What you need to compete with school, friends & genuine interest in a team other than the "accepted" team in the house in a Three-Prong Approach:

1.  Control the remote-  This is something my father did extremely well.  I grew up watching "MASH", "The Andy Griffith Show" and "COPS".  There was never a chance of watching anything else when those shows were airing.  You have to make sure your weekends are filled forcing your child's eyeballs staring directly at the TV.  Make them watch your team every weekend, but make sure their eyes don't witness too many losses.  That could make this plan backfire.  Make sure there isn't overkill on this because you could burn your kid out and they could rebel against sports in general.  Where are you left when that happens?

2.  Control the Clothes- I'm not saying you need to openly burn clothes of opposing teams, but if your relatives & friends don't respect your allegiances (or do it to mess with your head) it might be time for guerrilla warfare.  It's amazing how often socks disappear from a load of laundry.  It's also amazing (in my house, at least) how often rival sports team shirts go missing.  No one will ever know what happened to that Longhorns shirt my mother-in-law gave my younger son.  No one will ever know because the outside trash (underneath left-over fish) doesn't talk.  You're doing it for your child's future.  They'll thank you later.

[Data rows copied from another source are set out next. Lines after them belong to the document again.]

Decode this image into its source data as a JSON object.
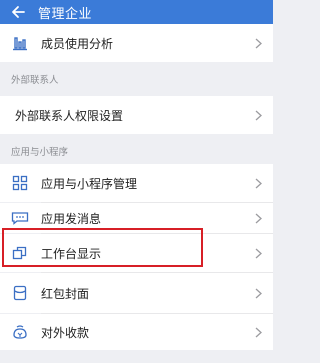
{
  "header": {
    "title": "管理企业"
  },
  "rows": {
    "member_usage": "成员使用分析",
    "external_perm": "外部联系人权限设置",
    "app_manage": "应用与小程序管理",
    "app_message": "应用发消息",
    "workbench_display": "工作台显示",
    "red_packet_cover": "红包封面",
    "external_payment": "对外收款"
  },
  "sections": {
    "external": "外部联系人",
    "apps": "应用与小程序"
  },
  "colors": {
    "header": "#3b7bd8",
    "icon": "#3b6fc4",
    "highlight": "#d71f26"
  }
}
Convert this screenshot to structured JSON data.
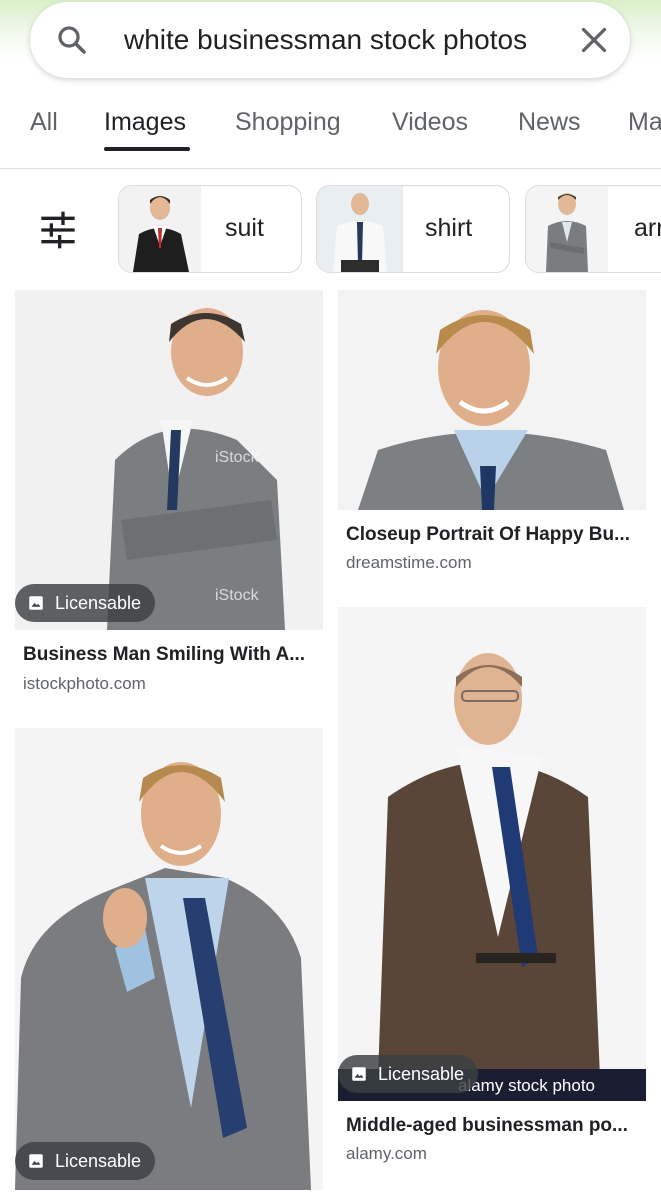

3.  Their First Time-  This is a very important step that I may have screwed up by jumping the gun a bit.  We took the family to an OU football game a few seasons back.  My older son was 7, and my younger son was 2.  The 7-year old got a new-found appreciation of what OU football is really about.  He loved the game day atmosphere, and he fell in love with the team (and the cheerleaders).  As for Logan, he slept until halftime.  At halftime the marching band woke him up.  Five minutes into the 2nd half we exited the building with a cranky baby.  That's not exactly leaving a mark.  Since that day he's been to two Baylor football games, several Baylor men's basketball games and two Baylor baseball games.  To make it even worse, one of those Baylor baseball games was against OU... and OU lost!!  I took him to his first OU game too early.  He doesn't remember a thing.  He may be a lost cause.

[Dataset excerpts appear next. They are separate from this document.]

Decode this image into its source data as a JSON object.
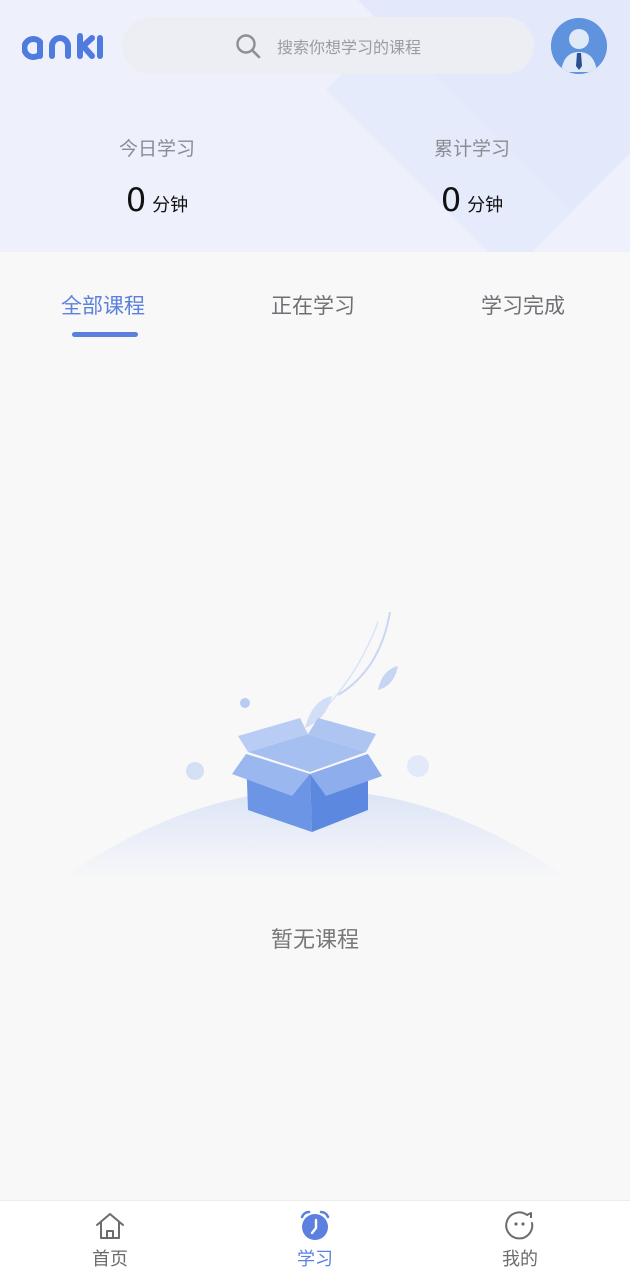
{
  "header": {
    "search_placeholder": "搜索你想学习的课程",
    "today": {
      "label": "今日学习",
      "value": "0",
      "unit": "分钟"
    },
    "total": {
      "label": "累计学习",
      "value": "0",
      "unit": "分钟"
    }
  },
  "tabs": [
    {
      "label": "全部课程",
      "active": true
    },
    {
      "label": "正在学习",
      "active": false
    },
    {
      "label": "学习完成",
      "active": false
    }
  ],
  "empty": {
    "message": "暂无课程"
  },
  "bottom_nav": [
    {
      "label": "首页",
      "icon": "home-icon",
      "active": false
    },
    {
      "label": "学习",
      "icon": "alarm-clock-icon",
      "active": true
    },
    {
      "label": "我的",
      "icon": "face-icon",
      "active": false
    }
  ],
  "colors": {
    "accent": "#5b80df",
    "header_bg": "#eef1fb",
    "page_bg": "#f8f8f9"
  }
}
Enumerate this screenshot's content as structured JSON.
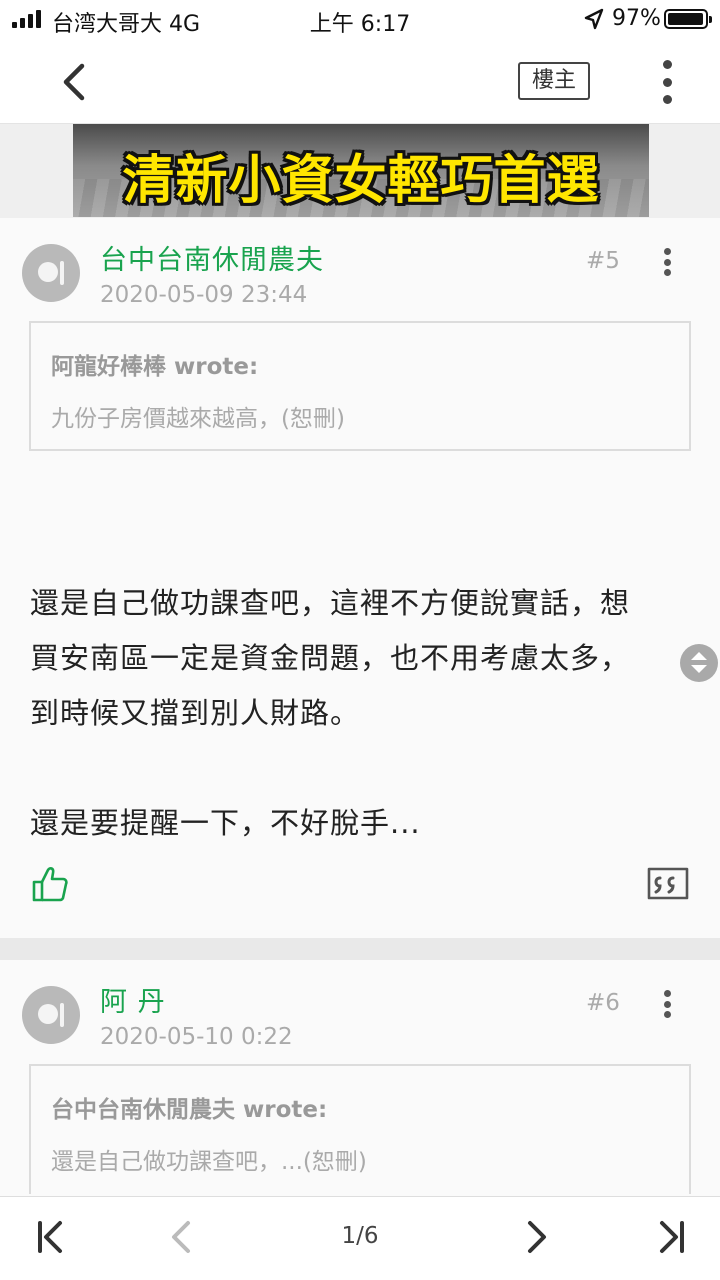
{
  "status_bar": {
    "carrier": "台湾大哥大 4G",
    "time": "上午 6:17",
    "battery": "97%",
    "battery_level": 0.97
  },
  "nav": {
    "op_label": "樓主"
  },
  "ad": {
    "text": "清新小資女輕巧首選"
  },
  "posts": [
    {
      "author": "台中台南休閒農夫",
      "date": "2020-05-09 23:44",
      "floor": "#5",
      "quote": {
        "author": "阿龍好棒棒 wrote:",
        "text": "九份子房價越來越高，(恕刪)"
      },
      "body": [
        "還是自己做功課查吧，這裡不方便說實話，想",
        "買安南區一定是資金問題，也不用考慮太多，",
        "到時候又擋到別人財路。",
        "",
        "還是要提醒一下，不好脫手..."
      ]
    },
    {
      "author": "阿 丹",
      "date": "2020-05-10 0:22",
      "floor": "#6",
      "quote": {
        "author": "台中台南休閒農夫 wrote:",
        "text": "還是自己做功課查吧，...(恕刪)"
      }
    }
  ],
  "pagination": {
    "label": "1/6",
    "current": 1,
    "total": 6
  },
  "colors": {
    "accent_green": "#19a34e",
    "ad_text_yellow": "#ffe600"
  },
  "icons": [
    "back-icon",
    "more-vertical-icon",
    "location-arrow-icon",
    "battery-icon",
    "thumbs-up-icon",
    "quote-reply-icon",
    "first-page-icon",
    "prev-page-icon",
    "next-page-icon",
    "last-page-icon"
  ]
}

Each step is crucially important if you want to prevent a divided house during football season.  You're the dad.  You can yell.  You can punish.  You can yell some more.  But in the end, they'll decide for themselves.  All you can do is nudge (push) them in the right direction, and hope to God they don't become an Aggie... or a Longhorn... or a Bear... or a Cornhusker... or a COWBOY!!